Но A. Франс еще обаятельнее когда он рассказывает не о современности, а о средневековье. Ему нравится замыкаться в этот мир, такой тесный такой уютный, со своим адом, чистилищем, землей и двенадцатью небесами сравнительно с этим безмерно широким миром, раскрывшимся для современной мысли, которая всю звездную вселенную с миллиардами её солнц может себе представить в виде одной капли крови какого-нибудь крошечного насекомого, возникшего в непознаваемом нам мире как это делает A. Франс на первых страницах «Сада Эпккура». Подробности, сообщаемые им о чуде Великого Святого Николая пленяют больше всего в последней его книге. Св. Николай совершил чудо не упомянутое в житиях святых, но запечатленное в народной песне: он воскресил трех мальчиков, которых злой трактирщик разрезал на куски и посолил как свинину в бочке. Воскрешенные мальчишки оказались проклятием жизни Св. Николая. После буйного детства один стал воином-грабителем, бесчинствовал в том городе где епископствовал Св. Николай и лишил невинности его племянницу, Миранду, другой стал ростовщиком и описал все церковное имущество; третий прошел через все ереси и произвел такие смуты в стране, что Св. Николай был лишен епископства и изгнан. Он удалился в пустыню и там встретил того самого злого трактирщика, который когда-то посолил трех мальчишек, но после их воскрешения раскаялся, ушел в пустыню, спасался и жил там радостный и счастливый. Они поселились рядом и стали спасаться вместе, удивляясь неисповедимости путей Божьих, столь различными дорогами ведущих души человеческие к спасению.
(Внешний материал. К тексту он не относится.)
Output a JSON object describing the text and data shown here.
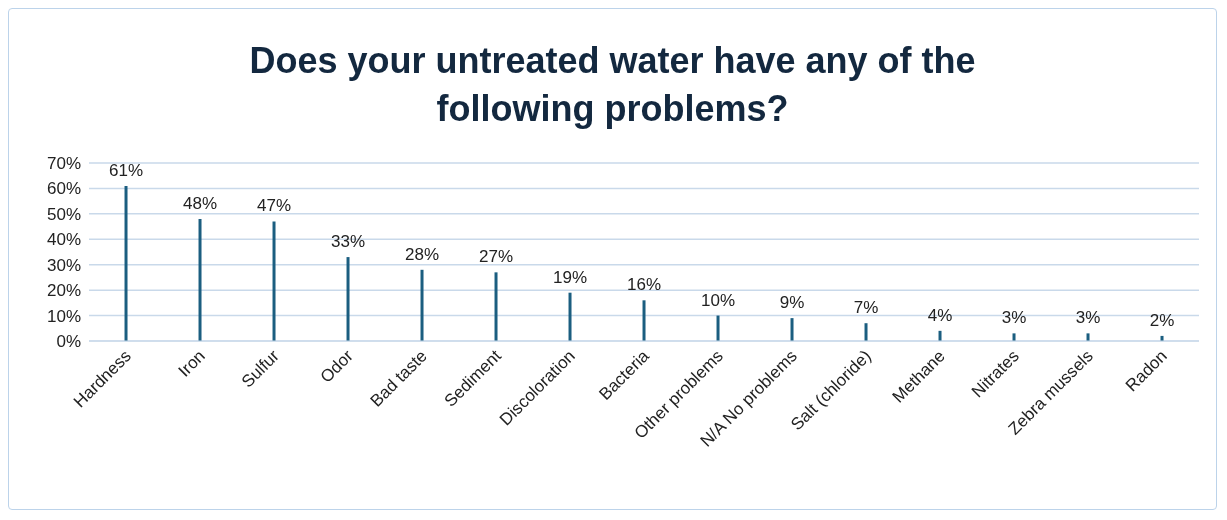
{
  "chart_data": {
    "type": "bar",
    "title": "Does your untreated water have any of the following problems?",
    "categories": [
      "Hardness",
      "Iron",
      "Sulfur",
      "Odor",
      "Bad taste",
      "Sediment",
      "Discoloration",
      "Bacteria",
      "Other problems",
      "N/A No problems",
      "Salt (chloride)",
      "Methane",
      "Nitrates",
      "Zebra mussels",
      "Radon"
    ],
    "values": [
      61,
      48,
      47,
      33,
      28,
      27,
      19,
      16,
      10,
      9,
      7,
      4,
      3,
      3,
      2
    ],
    "value_labels": [
      "61%",
      "48%",
      "47%",
      "33%",
      "28%",
      "27%",
      "19%",
      "16%",
      "10%",
      "9%",
      "7%",
      "4%",
      "3%",
      "3%",
      "2%"
    ],
    "color": "#1b5e80",
    "ylim": [
      0,
      70
    ],
    "yticks": [
      {
        "value": 0,
        "label": "0%"
      },
      {
        "value": 10,
        "label": "10%"
      },
      {
        "value": 20,
        "label": "20%"
      },
      {
        "value": 30,
        "label": "30%"
      },
      {
        "value": 40,
        "label": "40%"
      },
      {
        "value": 50,
        "label": "50%"
      },
      {
        "value": 60,
        "label": "60%"
      },
      {
        "value": 70,
        "label": "70%"
      }
    ],
    "grid": "y",
    "legend": false
  }
}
Это же самое удивление остается от последнего романа Андрэ Жида «La porte еtroite». Каким человечным, уютным и безопасным кажется это средневековье A. Франса с его адом, кострами, ересями и насилиями если сравнить его с протестантской строгостью морали в той современной весьма банальной семье, описанной Жидом, где отроки и девушки, читающие Бодлэра, Суинберна, Фому, Кемпийского и Паскаля, тоже стремятся к спасению души, с холодной и жестокой страстностью истребляя в своих сердцах наивные и чистые ростки детской любви. Они сами создают непреодолимые препятствия для своего счастья, и души их увядают в трагическом бесплодии. Весь роман Жида выдержан в прямых, очень сухих и скучноватых линиях, подобающих его теме, и лишний раз утверждает старую истину что из всех видов эгоизма наиболее сухой и бесплодный тот, который стремится к самоусовершенствованию и спасению души. И книга A. Франса и роман A. Жида, представляя интересное литературное явление последних месяцев на наш взгляд не стоят в ряду ни самых лучших, ни самых характерных книг этих авторов, и в смысле художественной значительности драматическая сцена A. Жида «Bethzabe» появившаяся в январско-мартовском выпуске «Vers et prose», представляет больший интерес.